It is the beginning of the fourth quarter and demand for US Dollars continues to be voracious, driving the EUR/USD below 1.40. In less than 2 weeks, the most liquid currency pair in the world has fallen close to 6 percent or more than 8.5 cents (850 pips).
However the dollar is not strong against everything. I have argued that in this current environment, the Japanese Yen should be the best performing currency. Therefore I expect the dollar to weaken against the Yen especially as the Dow continues to tumble. Against the Euro and British pound on the other hand, the dollar is a completely different animal.
Here is a chart of the correlation between the EUR/USD and Oil Prices for information purposes:
Take Two of Bailout Drama
Although there are many reasons to explain the dollar’s recent strength against the Euro, the latest wave of buying has been triggered by take two of the bailout drama. The Senate is slated to vote on a new $700 bailout plan that includes an increase in the FDIC insurance cap from $100,000 to $250,000 this evening and then its off to House for approval. Politically, it would be damaging to both the Democrats and Republicans if the second attempt does not pass. Adding to the Euro’s weakness and the dollar’s strength were hawkish comments from Fed President Plosser and the stronger ADP employment numbers. Plosser, who is usually more hawkish than his counterparts said that he is skeptical about a rate cut even though the market has completely priced in a 25bp rate cut for October.
Don’t Believe ADP
As for the ADP, unfortunately I do not think there is any truth to the numbers especially since the report only captures the first 2 weeks of September. This would not be the first time that the ADP has overestimated non-farm payrolls. There is no question that the US economy remains weak and the big drop in the manufacturing ISM index confirms that. The index fell to the lowest level since October 2001 but what I find more interesting is the fact that the employment index dropped significantly as well.

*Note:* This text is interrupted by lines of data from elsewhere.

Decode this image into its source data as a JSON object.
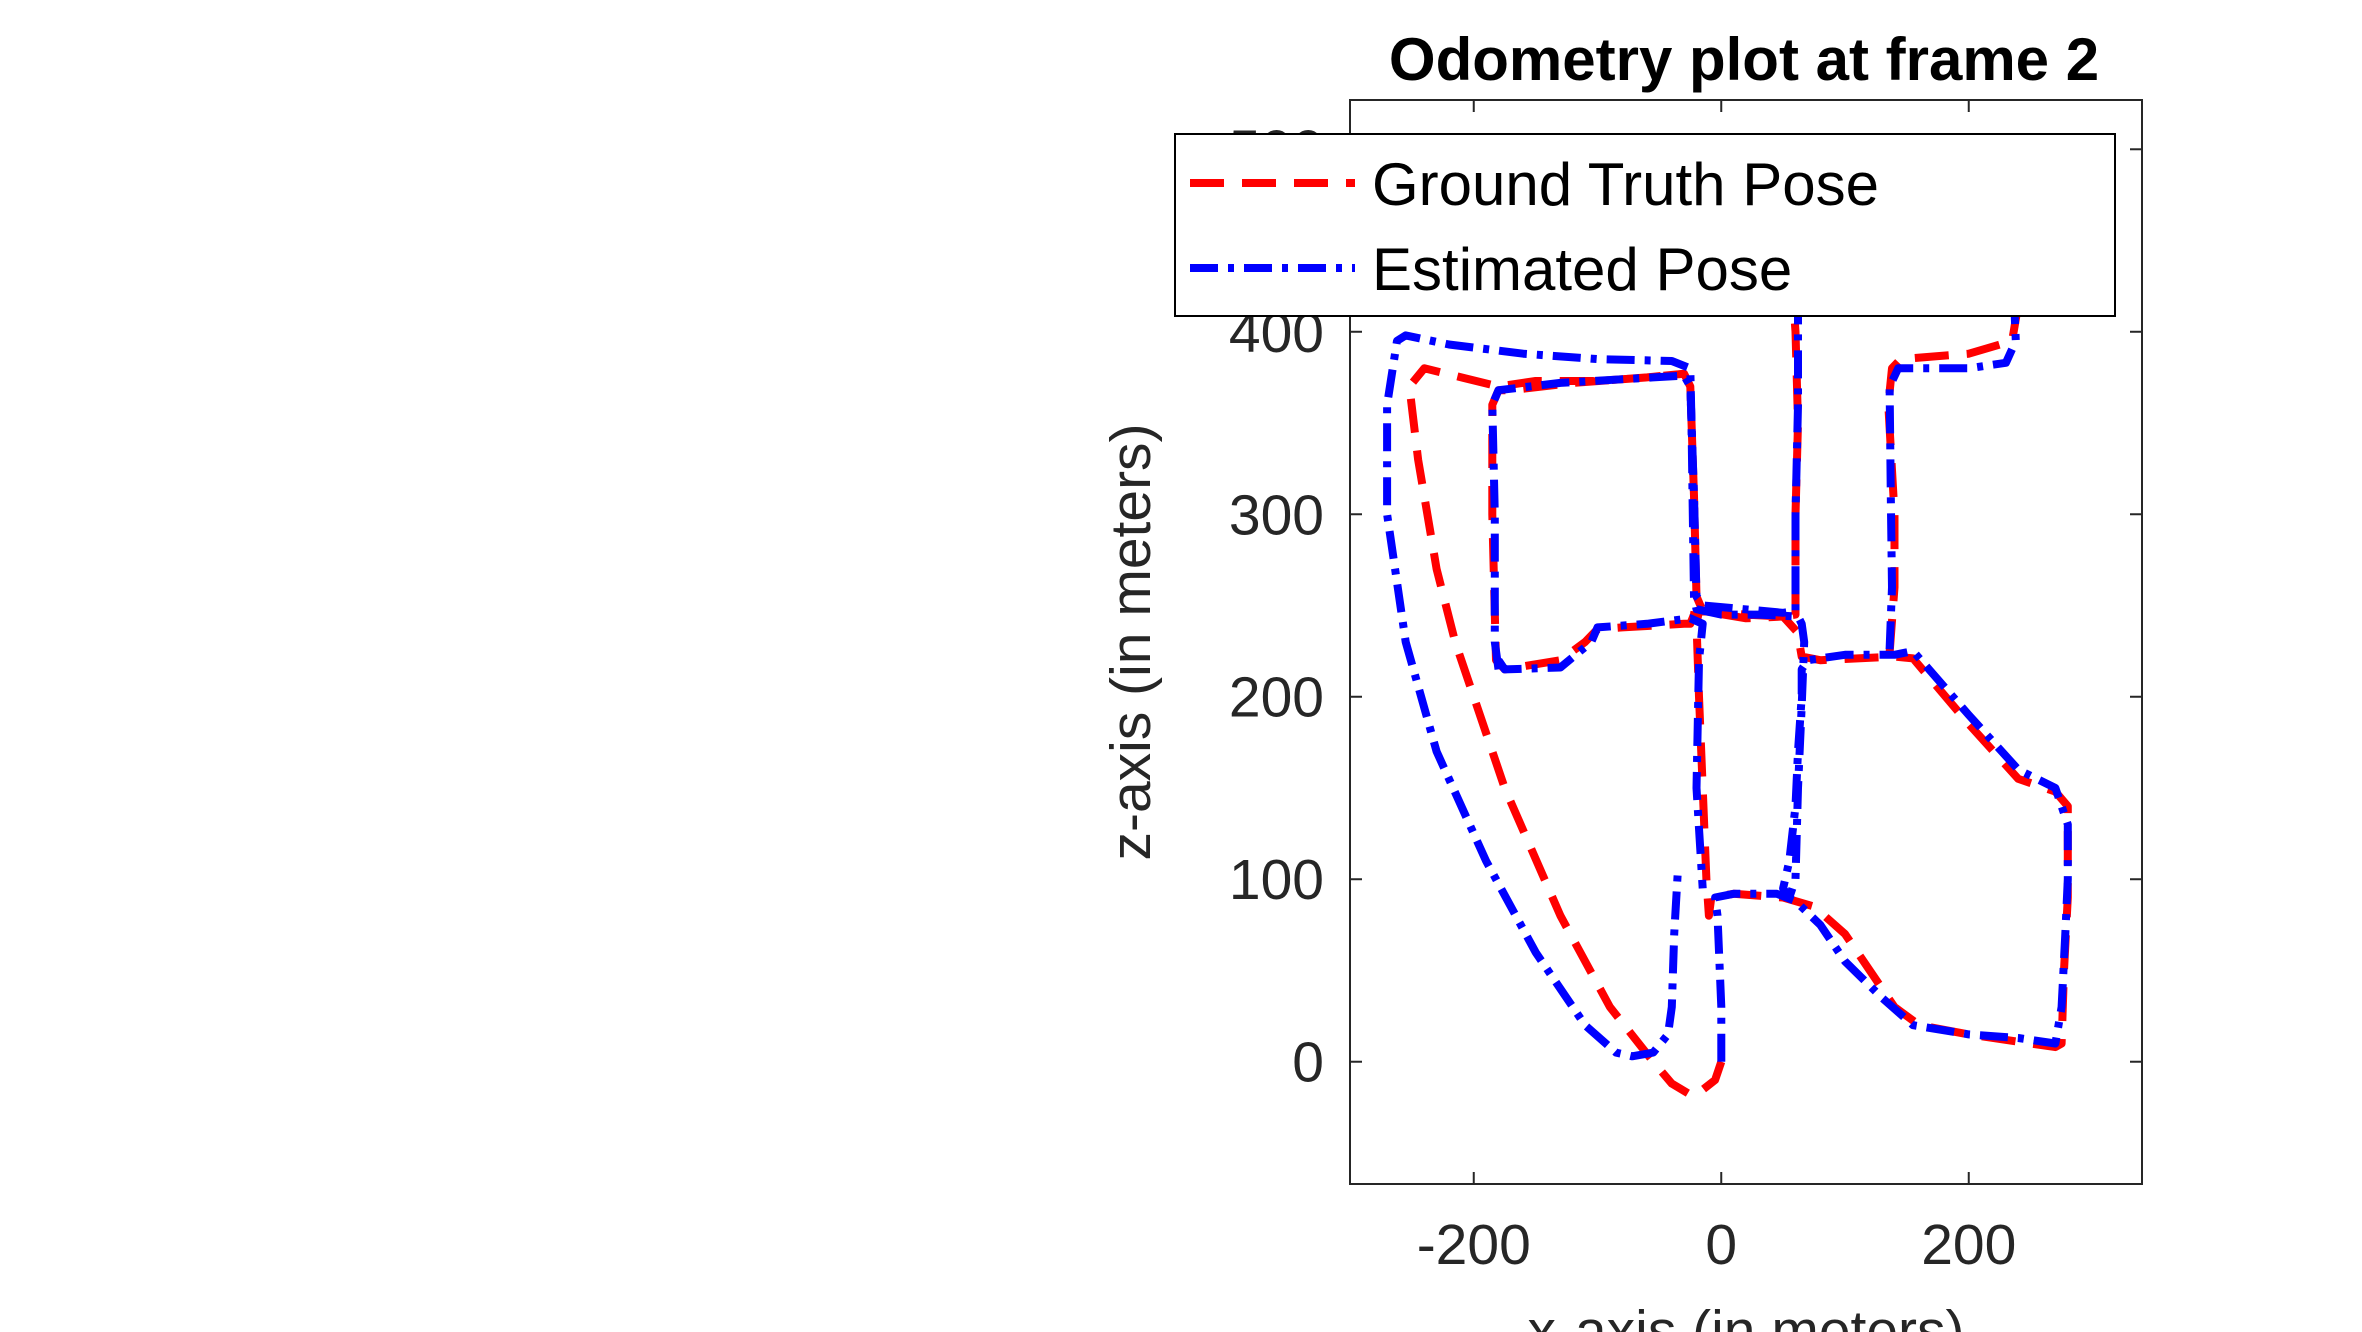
{
  "chart_data": {
    "type": "line",
    "title": "Odometry plot at frame 2",
    "xlabel": "x-axis (in meters)",
    "ylabel": "z-axis (in meters)",
    "xlim": [
      -300,
      340
    ],
    "ylim": [
      -67,
      527
    ],
    "x_ticks": [
      -200,
      0,
      200
    ],
    "y_ticks": [
      0,
      100,
      200,
      300,
      400,
      500
    ],
    "x_tick_labels": [
      "-200",
      "0",
      "200"
    ],
    "y_tick_labels": [
      "0",
      "100",
      "200",
      "300",
      "400",
      "500"
    ],
    "grid": false,
    "legend_position": "top",
    "series": [
      {
        "name": "Ground Truth Pose",
        "color": "#ff0000",
        "style": "dashed",
        "points": [
          [
            0,
            0
          ],
          [
            -5,
            -10
          ],
          [
            -20,
            -18
          ],
          [
            -25,
            -18
          ],
          [
            -40,
            -12
          ],
          [
            -55,
            0
          ],
          [
            -90,
            30
          ],
          [
            -130,
            80
          ],
          [
            -175,
            150
          ],
          [
            -215,
            230
          ],
          [
            -230,
            270
          ],
          [
            -245,
            330
          ],
          [
            -252,
            370
          ],
          [
            -240,
            380
          ],
          [
            -180,
            370
          ],
          [
            -150,
            373
          ],
          [
            -100,
            373
          ],
          [
            -60,
            375
          ],
          [
            -30,
            377
          ],
          [
            -25,
            370
          ],
          [
            -22,
            310
          ],
          [
            -20,
            255
          ],
          [
            -22,
            245
          ],
          [
            -25,
            240
          ],
          [
            -30,
            240
          ],
          [
            -80,
            238
          ],
          [
            -100,
            237
          ],
          [
            -110,
            230
          ],
          [
            -130,
            220
          ],
          [
            -175,
            215
          ],
          [
            -182,
            220
          ],
          [
            -185,
            300
          ],
          [
            -185,
            360
          ],
          [
            -180,
            368
          ],
          [
            -170,
            368
          ],
          [
            -120,
            372
          ],
          [
            -60,
            375
          ],
          [
            -30,
            377
          ],
          [
            -25,
            370
          ],
          [
            -22,
            310
          ],
          [
            -20,
            255
          ],
          [
            -15,
            247
          ],
          [
            20,
            243
          ],
          [
            50,
            244
          ],
          [
            62,
            235
          ],
          [
            63,
            230
          ],
          [
            65,
            222
          ],
          [
            80,
            220
          ],
          [
            140,
            222
          ],
          [
            155,
            221
          ],
          [
            200,
            185
          ],
          [
            240,
            155
          ],
          [
            270,
            148
          ],
          [
            280,
            140
          ],
          [
            280,
            90
          ],
          [
            277,
            50
          ],
          [
            275,
            10
          ],
          [
            270,
            8
          ],
          [
            250,
            10
          ],
          [
            200,
            15
          ],
          [
            160,
            20
          ],
          [
            140,
            30
          ],
          [
            120,
            50
          ],
          [
            100,
            70
          ],
          [
            75,
            85
          ],
          [
            50,
            90
          ],
          [
            10,
            92
          ],
          [
            -8,
            90
          ],
          [
            -10,
            80
          ],
          [
            -12,
            100
          ],
          [
            -15,
            150
          ],
          [
            -18,
            200
          ],
          [
            -20,
            240
          ],
          [
            -18,
            247
          ],
          [
            20,
            245
          ],
          [
            50,
            244
          ],
          [
            60,
            245
          ],
          [
            60,
            300
          ],
          [
            62,
            350
          ],
          [
            60,
            400
          ],
          [
            58,
            420
          ]
        ],
        "extra": [
          [
            136,
            224
          ],
          [
            140,
            260
          ],
          [
            140,
            300
          ],
          [
            135,
            360
          ],
          [
            138,
            380
          ],
          [
            145,
            385
          ],
          [
            200,
            388
          ],
          [
            235,
            395
          ],
          [
            240,
            415
          ]
        ]
      },
      {
        "name": "Estimated Pose",
        "color": "#0000ff",
        "style": "dash-dot",
        "points": [
          [
            0,
            0
          ],
          [
            0,
            30
          ],
          [
            -3,
            80
          ],
          [
            -5,
            90
          ],
          [
            10,
            92
          ],
          [
            45,
            92
          ],
          [
            60,
            88
          ],
          [
            80,
            75
          ],
          [
            100,
            55
          ],
          [
            130,
            35
          ],
          [
            155,
            20
          ],
          [
            200,
            15
          ],
          [
            240,
            13
          ],
          [
            270,
            10
          ],
          [
            275,
            30
          ],
          [
            278,
            70
          ],
          [
            280,
            100
          ],
          [
            280,
            130
          ],
          [
            270,
            150
          ],
          [
            240,
            160
          ],
          [
            200,
            190
          ],
          [
            155,
            225
          ],
          [
            140,
            223
          ],
          [
            100,
            223
          ],
          [
            70,
            220
          ],
          [
            65,
            215
          ],
          [
            65,
            200
          ],
          [
            62,
            170
          ],
          [
            60,
            140
          ],
          [
            55,
            110
          ],
          [
            50,
            95
          ],
          [
            55,
            90
          ],
          [
            60,
            100
          ],
          [
            62,
            150
          ],
          [
            65,
            195
          ],
          [
            67,
            230
          ],
          [
            65,
            240
          ],
          [
            62,
            244
          ],
          [
            30,
            245
          ],
          [
            0,
            245
          ],
          [
            -20,
            248
          ],
          [
            -22,
            255
          ],
          [
            -23,
            300
          ],
          [
            -24,
            350
          ],
          [
            -25,
            380
          ],
          [
            -40,
            384
          ],
          [
            -100,
            385
          ],
          [
            -160,
            388
          ],
          [
            -220,
            393
          ],
          [
            -255,
            398
          ],
          [
            -262,
            395
          ],
          [
            -270,
            360
          ],
          [
            -270,
            300
          ],
          [
            -255,
            230
          ],
          [
            -230,
            170
          ],
          [
            -190,
            110
          ],
          [
            -150,
            60
          ],
          [
            -110,
            20
          ],
          [
            -85,
            5
          ],
          [
            -72,
            3
          ],
          [
            -55,
            5
          ],
          [
            -43,
            15
          ],
          [
            -40,
            30
          ],
          [
            -38,
            70
          ],
          [
            -35,
            105
          ]
        ],
        "extra": [
          [
            -180,
            215
          ],
          [
            -183,
            230
          ],
          [
            -183,
            300
          ],
          [
            -185,
            360
          ],
          [
            -180,
            368
          ],
          [
            -130,
            372
          ],
          [
            -30,
            376
          ],
          [
            -25,
            370
          ],
          [
            -22,
            310
          ],
          [
            -20,
            255
          ],
          [
            -14,
            250
          ],
          [
            50,
            246
          ],
          [
            60,
            247
          ],
          [
            60,
            300
          ],
          [
            62,
            360
          ],
          [
            62,
            410
          ],
          [
            60,
            420
          ]
        ],
        "extra2": [
          [
            136,
            226
          ],
          [
            138,
            260
          ],
          [
            137,
            310
          ],
          [
            136,
            370
          ],
          [
            143,
            380
          ],
          [
            200,
            380
          ],
          [
            230,
            383
          ],
          [
            238,
            395
          ],
          [
            237,
            412
          ]
        ],
        "extra3": [
          [
            -180,
            220
          ],
          [
            -175,
            215
          ],
          [
            -130,
            216
          ],
          [
            -105,
            230
          ],
          [
            -100,
            238
          ],
          [
            -60,
            240
          ],
          [
            -25,
            243
          ],
          [
            -15,
            240
          ],
          [
            -18,
            220
          ],
          [
            -20,
            150
          ],
          [
            -15,
            95
          ]
        ]
      }
    ]
  }
}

Premature for ECB to Cut Rates
Trouble also continues to brew in Europe. There is talk that EU leaders could be discussing a TARP like plan for the Eurozone. Whether this passes remains to be seen, but it does tell us that European leaders are worried that more banks could collapse.
The bottom line is that the situation in Europe is not much better which is why the EUR/USD has tumbled. With that in mind however, the ECB still believes that cutting interest rates is premature. At best, Trichet’s tone could be slightly more dovish at tomorrow’s ECB meeting.